Worsening Mania Associated With Slow Increase of Quetiapine Dose
Case Report
A 66-year-old man with a history of bipolar disorder was admitted after a week of agitation. He was diagnosed with bipolar disorder at age 28 and had a history of multiple psychiatric hospitalizations. He was alert and cognitively intact, and his medical history was notable for chronic hepatitis C. His physical and neurological examinations were unremarkable. Laboratory tests and a head CT scan showed no abnormalities. His previous medication regimen, consisting of lithium, 900 mg/day (serum level=1.0 mmol/liter), and quetiapine, immediate release 200 mg/day, was continued after admission. Over the next 10 days, quetiapine was slowly increased in 25 mg/day increments to address his agitation. However, his manic symptoms worsened as evidenced by loud singing, intrusiveness, disinhibition, provocativeness, irritability, insomnia, and increasing hostility. Organic pathology and medication side effects were excluded. His liver function tests remained within normal limits throughout the hospitalization. At the dose of 400 mg of quetiapine, he exhibited grandiose delusions; he believed that he should be the mayor of New York City. Quetiapine was discontinued and his manic symptoms remitted within 24 hours. This improvement was sustained while lithium was maintained at the same dosage. The patient was discharged in a normothymic state 5 days after discontinuation of quetiapine.
Discussion
To our knowledge, this is the first reported case of worsening mania associated with a gradual increase of quetiapine dose. The patient's manic symptoms worsened significantly as the quetiapine dose was raised slowly from 200 mg to 400 mg while the patient's serum lithium levels were within the therapeutic range. When quetiapine was discontinued, the patient's grandiosity and irritability rapidly improved.
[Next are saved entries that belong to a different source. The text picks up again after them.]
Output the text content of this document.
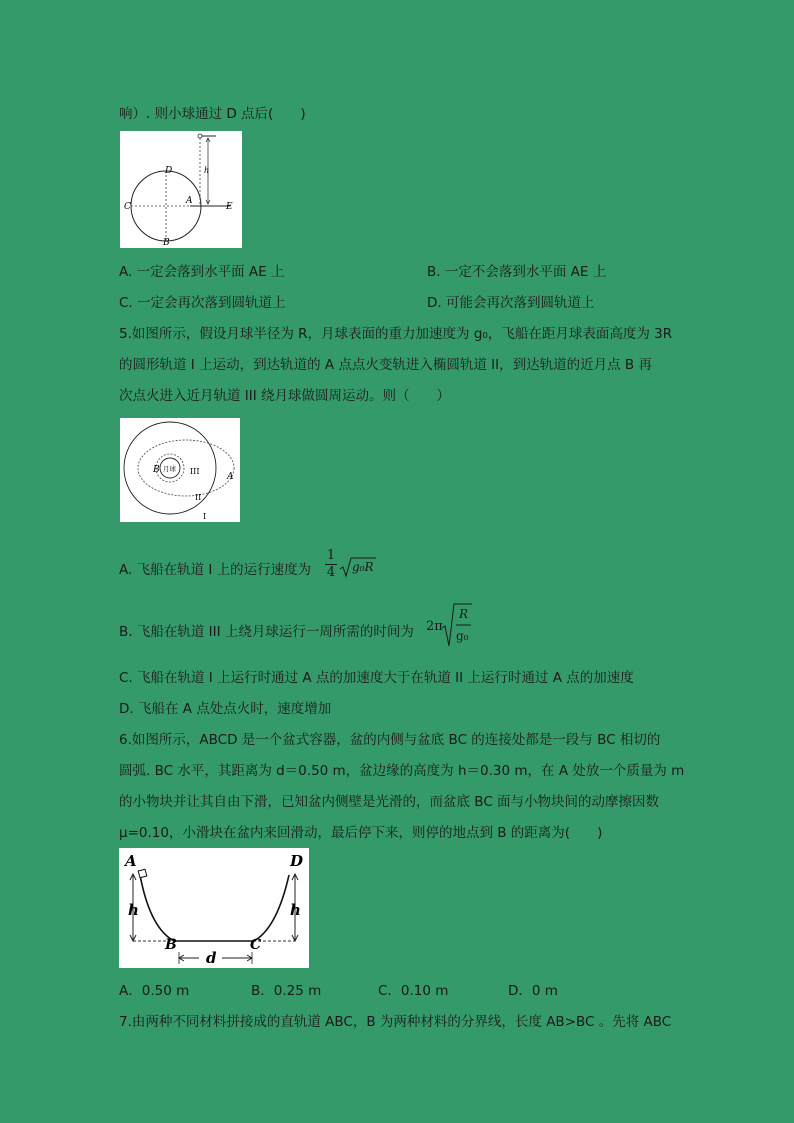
响）. 则小球通过 D 点后(　　)
D
C
B
A
E
h
A. 一定会落到水平面 AE 上	B. 一定不会落到水平面 AE 上
C. 一定会再次落到圆轨道上	D. 可能会再次落到圆轨道上
5.如图所示，假设月球半径为 R，月球表面的重力加速度为 g₀，飞船在距月球表面高度为 3R
的圆形轨道 I 上运动，到达轨道的 A 点点火变轨进入椭圆轨道 II，到达轨道的近月点 B 再
次点火进入近月轨道 III 绕月球做圆周运动。则（　　）
B 月球 III
A
II
I
A. 飞船在轨道 I 上的运行速度为
1
4 g₀R
B. 飞船在轨道 III 上绕月球运行一周所需的时间为 2π
R
g₀
C. 飞船在轨道 I 上运行时通过 A 点的加速度大于在轨道 II 上运行时通过 A 点的加速度
D. 飞船在 A 点处点火时，速度增加
6.如图所示，ABCD 是一个盆式容器，盆的内侧与盆底 BC 的连接处都是一段与 BC 相切的
圆弧. BC 水平，其距离为 d＝0.50 m，盆边缘的高度为 h＝0.30 m，在 A 处放一个质量为 m
的小物块并让其自由下滑，已知盆内侧壁是光滑的，而盆底 BC 面与小物块间的动摩擦因数
μ=0.10，小滑块在盆内来回滑动，最后停下来，则停的地点到 B 的距离为(　　)
A	D
h	h
B	C
d
A．0.50 m	B．0.25 m	C．0.10 m	D．0 m
7.由两种不同材料拼接成的直轨道 ABC，B 为两种材料的分界线，长度 AB>BC 。先将 ABC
The temporal relationship between the slow increase of quetiapine and worsening symptomatology, as well as the rapid improvement of manic symptoms once quetiapine was discontinued, argue against the natural course of the illness of a manic episode.
The mechanism of antidepressant action of quetiapine is unclear. However, it has been suggested that its antidepressant activity is mediated by its metabolite N-Desalkylquetiapine, which leads to norepinephrine reuptake transporter inhibition and partial serotonin 1A agonism.4 A speculation may be that slow clearance of the metabolites as an age effect or genetic trait in this case led to very high levels of N-Desalkylquetiapine potentiating quetiapine's antidepressant effect and leading to worsening of mania. Moreover, a positron emission tomography (PET) study using quetiapine 750 mg or 450 mg/day found that there was no D2 receptor occupancy at the low dose of quetiapine, while 5HT2A receptor occupancy was consistently high.5 Despite the normal head CT scan, brain-aging related neurotransmitter changes and therefore different medication effects could be considered. Calabrese et al.1 reported an incidence of treatment-emergent mania 2.2% with 600 mg/day of quetiapine and 3.9% with 300 mg/day of quetiapine. The absence of dopaminergic receptors blockade and the high affinity for serotonergic receptors at lower doses, may explain quetiapine's antidepressant activity and worsening mania in case of slow titration in manic patients. In this case, geriatrician treatment practice of “start low and go slow” raised questions.